Montag, 7. Juni 2010

Erwerbsbiographien und andere Schätze

Mich faszinieren einzelne Wörter. Ich kann mich an "Humbug" ergötzen, an "Sperrklausel" erfreuen und ständig finde ich neue, verbale Schätze. Mein neuestes Juwel ist "Erwerbsbiographie".
Eine große Gruppe Menschen, die ihr Selbstbewußtsein auf dem Treibsand ihrer Minderwertigkeitskomplexe gebaut haben, stellen ihr Berufsleben großspurig in so genannten CVs dar. Immer wenn ich solchen Menschen begegne, reizt es mich, sie zu fragen, ob sie wüssten, wofür die Abkürzung CV steht. Die Ausfallquote bei dieser Antwort ist wahrscheinlich erschreckend hoch. Schließlich kann ja nicht jeder von Anglizismen ("Si Wi") auf das lateinische Curriculum Vitae schließen. Dann doch lieber das hübsche, deutsche "Lebenslauf" - der Lauf des Lebens mit nur und ausschließlich erwerbsrelevanten Eckdaten auf wenigen Seiten Papier! Die erschreckende Dimension dieses Umstandes mit der ganzen Wucht ihrer Bedeutungstiefe muss man ganz langsam und mit aller Macht auf sich einwirken lassen. Hiermit plädiere ich dafür, die wichtigsten Eckdaten wie die Geburt des ersten Kindes aus dem Nicht-Erwerbsleben in einen konsequent geführten Lebenslauf aufnehmen zu dürfen!
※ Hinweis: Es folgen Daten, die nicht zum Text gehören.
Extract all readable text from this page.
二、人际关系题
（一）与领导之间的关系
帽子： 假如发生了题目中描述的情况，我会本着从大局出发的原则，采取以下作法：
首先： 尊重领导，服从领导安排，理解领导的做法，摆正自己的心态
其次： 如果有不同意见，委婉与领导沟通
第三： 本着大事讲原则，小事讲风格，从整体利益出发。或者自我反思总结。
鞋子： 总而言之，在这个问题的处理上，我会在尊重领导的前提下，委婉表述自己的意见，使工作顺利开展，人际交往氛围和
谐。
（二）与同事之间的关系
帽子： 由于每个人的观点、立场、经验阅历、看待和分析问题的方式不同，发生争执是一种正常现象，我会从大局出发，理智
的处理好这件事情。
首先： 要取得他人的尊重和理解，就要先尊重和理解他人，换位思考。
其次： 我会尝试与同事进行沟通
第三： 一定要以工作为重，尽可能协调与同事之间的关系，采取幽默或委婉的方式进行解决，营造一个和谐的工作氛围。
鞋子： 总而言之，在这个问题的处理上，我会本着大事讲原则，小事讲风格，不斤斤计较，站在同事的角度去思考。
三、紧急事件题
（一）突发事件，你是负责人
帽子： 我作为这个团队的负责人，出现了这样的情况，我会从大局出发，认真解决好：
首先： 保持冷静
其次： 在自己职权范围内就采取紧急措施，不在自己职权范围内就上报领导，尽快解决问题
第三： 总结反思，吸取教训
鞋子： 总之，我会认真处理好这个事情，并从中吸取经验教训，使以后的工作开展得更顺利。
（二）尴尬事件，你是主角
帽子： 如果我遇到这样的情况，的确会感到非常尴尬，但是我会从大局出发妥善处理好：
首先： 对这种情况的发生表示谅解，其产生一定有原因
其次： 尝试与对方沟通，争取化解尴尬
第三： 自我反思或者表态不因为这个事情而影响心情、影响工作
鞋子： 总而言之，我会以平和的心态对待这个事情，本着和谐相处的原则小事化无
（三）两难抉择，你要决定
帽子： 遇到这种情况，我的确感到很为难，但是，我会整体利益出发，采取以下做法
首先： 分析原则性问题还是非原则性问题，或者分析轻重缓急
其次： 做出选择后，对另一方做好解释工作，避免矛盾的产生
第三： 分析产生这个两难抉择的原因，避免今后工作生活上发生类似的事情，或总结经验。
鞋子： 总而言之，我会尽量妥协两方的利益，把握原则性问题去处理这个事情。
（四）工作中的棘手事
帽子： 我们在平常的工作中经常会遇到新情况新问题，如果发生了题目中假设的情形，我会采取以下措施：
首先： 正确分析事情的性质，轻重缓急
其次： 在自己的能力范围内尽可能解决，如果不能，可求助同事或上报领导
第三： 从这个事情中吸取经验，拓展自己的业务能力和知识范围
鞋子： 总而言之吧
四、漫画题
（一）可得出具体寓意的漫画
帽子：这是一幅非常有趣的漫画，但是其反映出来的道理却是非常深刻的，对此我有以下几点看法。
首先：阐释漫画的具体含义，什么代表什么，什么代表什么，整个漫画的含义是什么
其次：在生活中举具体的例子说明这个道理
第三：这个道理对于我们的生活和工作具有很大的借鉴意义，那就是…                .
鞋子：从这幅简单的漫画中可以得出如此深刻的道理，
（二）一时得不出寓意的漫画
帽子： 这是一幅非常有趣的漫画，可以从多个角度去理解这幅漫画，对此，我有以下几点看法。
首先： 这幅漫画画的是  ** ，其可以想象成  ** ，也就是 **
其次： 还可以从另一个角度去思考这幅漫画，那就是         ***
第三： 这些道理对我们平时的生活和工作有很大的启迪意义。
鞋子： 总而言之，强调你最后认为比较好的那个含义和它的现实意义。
Und hier die heutige Ausgangsfrage: Welche Bedeutung hat Erwerbsarbeit für den einzelnen Menschen? Viele, zu viele nehmen sich an dieser Stelle das Lebenslauf-Konzept zu Herzen: Das eigene Leben wird zur Anhäufung erwerbsrelevanter Eckdaten. Zu viel Zeit wird mit CV-Tuning und zu wenig mit echter Sinn-Suche verbracht. Und so kommt es, dass viel zu viele gescheiterte Lebensläufe im Alkohol, in der Depression oder im Selbstmord enden. Denn alles auf eine Karte zu setzen, geht nur im Film gut aus.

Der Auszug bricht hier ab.